Una democracia semipresidencialista o semiparlamentaria de carácter agonal (confrontativa) parece ser la definición que mejor se ajusta a lo que comenzó el 10 de diciembre de 2019 y acaba de cristalizarse en las últimas tres semanas. El diálogo interruptus entre Alberto Fernández y Cristina Kirchner lo hizo (o lo consolidó). Pero no se trata de un ejercicio teórico, sino de hechos con efectos concretos.

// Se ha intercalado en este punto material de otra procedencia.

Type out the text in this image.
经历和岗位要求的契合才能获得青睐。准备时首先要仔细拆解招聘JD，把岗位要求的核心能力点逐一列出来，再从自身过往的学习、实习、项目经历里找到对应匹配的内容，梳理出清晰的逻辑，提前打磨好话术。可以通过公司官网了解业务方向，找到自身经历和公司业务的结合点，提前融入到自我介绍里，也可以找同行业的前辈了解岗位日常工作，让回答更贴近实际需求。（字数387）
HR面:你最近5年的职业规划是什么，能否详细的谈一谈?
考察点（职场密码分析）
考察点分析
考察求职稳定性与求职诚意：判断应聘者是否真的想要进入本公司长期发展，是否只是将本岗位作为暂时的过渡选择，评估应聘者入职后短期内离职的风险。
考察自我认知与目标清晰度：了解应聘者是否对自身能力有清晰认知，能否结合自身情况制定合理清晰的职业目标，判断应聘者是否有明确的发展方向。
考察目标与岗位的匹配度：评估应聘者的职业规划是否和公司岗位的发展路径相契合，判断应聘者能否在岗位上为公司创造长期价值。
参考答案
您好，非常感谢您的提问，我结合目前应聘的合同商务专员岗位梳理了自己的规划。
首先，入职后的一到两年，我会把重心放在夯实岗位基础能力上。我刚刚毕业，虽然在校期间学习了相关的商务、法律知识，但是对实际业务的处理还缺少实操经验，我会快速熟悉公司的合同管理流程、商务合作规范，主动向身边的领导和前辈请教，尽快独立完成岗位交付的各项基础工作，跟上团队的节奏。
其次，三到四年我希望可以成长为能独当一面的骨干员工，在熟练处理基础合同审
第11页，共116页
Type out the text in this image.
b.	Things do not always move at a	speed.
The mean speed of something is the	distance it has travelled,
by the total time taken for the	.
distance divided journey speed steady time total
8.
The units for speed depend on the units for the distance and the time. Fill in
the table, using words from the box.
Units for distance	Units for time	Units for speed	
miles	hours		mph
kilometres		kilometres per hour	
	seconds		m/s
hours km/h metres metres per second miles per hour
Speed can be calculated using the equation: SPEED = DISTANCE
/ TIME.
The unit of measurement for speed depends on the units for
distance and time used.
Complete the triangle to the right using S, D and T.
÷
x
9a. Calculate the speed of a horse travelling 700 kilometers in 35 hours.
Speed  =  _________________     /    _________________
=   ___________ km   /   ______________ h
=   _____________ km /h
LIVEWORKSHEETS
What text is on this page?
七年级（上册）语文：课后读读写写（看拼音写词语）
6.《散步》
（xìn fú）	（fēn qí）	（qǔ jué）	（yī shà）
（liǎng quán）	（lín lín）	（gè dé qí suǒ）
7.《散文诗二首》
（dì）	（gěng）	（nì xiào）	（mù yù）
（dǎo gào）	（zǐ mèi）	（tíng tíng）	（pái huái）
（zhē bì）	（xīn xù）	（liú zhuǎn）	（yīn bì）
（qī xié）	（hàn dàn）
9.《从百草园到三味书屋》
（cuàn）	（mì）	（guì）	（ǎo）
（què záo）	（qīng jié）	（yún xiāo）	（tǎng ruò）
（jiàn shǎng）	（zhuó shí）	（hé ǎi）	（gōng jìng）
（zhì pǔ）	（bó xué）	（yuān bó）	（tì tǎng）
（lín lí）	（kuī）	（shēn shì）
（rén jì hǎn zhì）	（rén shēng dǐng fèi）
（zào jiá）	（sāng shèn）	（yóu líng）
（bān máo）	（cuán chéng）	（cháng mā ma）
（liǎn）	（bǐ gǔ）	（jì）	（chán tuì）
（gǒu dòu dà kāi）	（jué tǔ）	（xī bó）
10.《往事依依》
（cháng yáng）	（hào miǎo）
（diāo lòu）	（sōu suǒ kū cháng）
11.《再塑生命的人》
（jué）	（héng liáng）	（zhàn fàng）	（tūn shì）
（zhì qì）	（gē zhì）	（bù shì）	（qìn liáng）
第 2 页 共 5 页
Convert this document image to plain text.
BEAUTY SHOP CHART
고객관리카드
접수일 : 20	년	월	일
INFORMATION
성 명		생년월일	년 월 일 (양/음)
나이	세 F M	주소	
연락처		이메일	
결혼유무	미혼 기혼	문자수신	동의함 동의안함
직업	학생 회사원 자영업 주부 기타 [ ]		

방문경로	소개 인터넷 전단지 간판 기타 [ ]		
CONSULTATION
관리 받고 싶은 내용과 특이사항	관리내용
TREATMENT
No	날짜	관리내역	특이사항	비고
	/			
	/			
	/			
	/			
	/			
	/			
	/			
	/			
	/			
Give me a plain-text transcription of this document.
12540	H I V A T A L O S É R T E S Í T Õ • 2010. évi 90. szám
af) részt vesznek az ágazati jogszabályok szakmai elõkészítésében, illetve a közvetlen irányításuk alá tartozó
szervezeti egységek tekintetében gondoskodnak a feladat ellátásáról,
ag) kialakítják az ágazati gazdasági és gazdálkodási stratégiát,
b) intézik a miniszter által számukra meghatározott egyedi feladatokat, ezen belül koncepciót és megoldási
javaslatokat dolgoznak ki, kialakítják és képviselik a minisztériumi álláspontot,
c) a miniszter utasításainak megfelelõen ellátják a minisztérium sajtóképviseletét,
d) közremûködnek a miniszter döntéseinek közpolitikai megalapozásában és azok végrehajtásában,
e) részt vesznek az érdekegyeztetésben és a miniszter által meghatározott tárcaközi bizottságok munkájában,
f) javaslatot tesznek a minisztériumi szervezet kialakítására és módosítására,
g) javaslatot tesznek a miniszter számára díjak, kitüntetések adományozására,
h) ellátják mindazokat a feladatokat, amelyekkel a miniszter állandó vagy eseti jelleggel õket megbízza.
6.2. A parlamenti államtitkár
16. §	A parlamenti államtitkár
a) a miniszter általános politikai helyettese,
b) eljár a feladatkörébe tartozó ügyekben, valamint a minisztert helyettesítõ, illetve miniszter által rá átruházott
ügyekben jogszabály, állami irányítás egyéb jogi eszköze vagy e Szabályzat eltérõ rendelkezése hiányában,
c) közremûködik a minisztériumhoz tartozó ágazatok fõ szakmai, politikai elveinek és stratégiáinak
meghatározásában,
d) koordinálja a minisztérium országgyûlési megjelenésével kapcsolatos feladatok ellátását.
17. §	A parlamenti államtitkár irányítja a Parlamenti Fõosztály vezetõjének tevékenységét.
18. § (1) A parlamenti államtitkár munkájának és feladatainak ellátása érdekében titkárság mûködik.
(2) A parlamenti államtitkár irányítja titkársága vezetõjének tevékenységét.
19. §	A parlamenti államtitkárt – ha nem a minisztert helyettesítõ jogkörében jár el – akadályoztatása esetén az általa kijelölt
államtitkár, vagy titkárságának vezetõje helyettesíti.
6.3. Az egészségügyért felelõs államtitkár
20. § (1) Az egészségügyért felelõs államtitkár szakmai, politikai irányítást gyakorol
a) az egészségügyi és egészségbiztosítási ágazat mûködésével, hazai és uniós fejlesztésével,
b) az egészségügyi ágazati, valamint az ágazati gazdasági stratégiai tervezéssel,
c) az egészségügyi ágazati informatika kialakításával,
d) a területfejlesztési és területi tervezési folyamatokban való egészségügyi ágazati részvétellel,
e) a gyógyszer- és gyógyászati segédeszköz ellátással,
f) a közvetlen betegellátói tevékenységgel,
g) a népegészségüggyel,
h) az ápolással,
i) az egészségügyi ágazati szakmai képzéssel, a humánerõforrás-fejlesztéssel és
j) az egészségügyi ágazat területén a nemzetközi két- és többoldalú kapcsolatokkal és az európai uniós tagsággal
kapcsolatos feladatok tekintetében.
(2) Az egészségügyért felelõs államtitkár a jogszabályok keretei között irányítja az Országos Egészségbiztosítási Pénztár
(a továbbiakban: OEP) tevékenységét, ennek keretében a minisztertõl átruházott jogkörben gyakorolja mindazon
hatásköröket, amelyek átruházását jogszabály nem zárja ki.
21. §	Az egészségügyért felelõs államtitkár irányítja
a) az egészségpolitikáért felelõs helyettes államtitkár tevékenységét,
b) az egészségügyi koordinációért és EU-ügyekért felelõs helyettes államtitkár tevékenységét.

Las consecuencias de esta realidad y de esta original forma de Gobierno son cada vez más visibles. Pero la más evidente es que han terminado por enterrar una de las principales promesas asumidas por el Presidente en la campaña. En su mensaje de asunción, cuyo eje estructurante era su propósito de cerrar la grieta, Fernández dijo: "Yo quiero ser el presidente de la escucha, del diálogo, del acuerdo para construir el país de todos". Lo prometió hace solo un año.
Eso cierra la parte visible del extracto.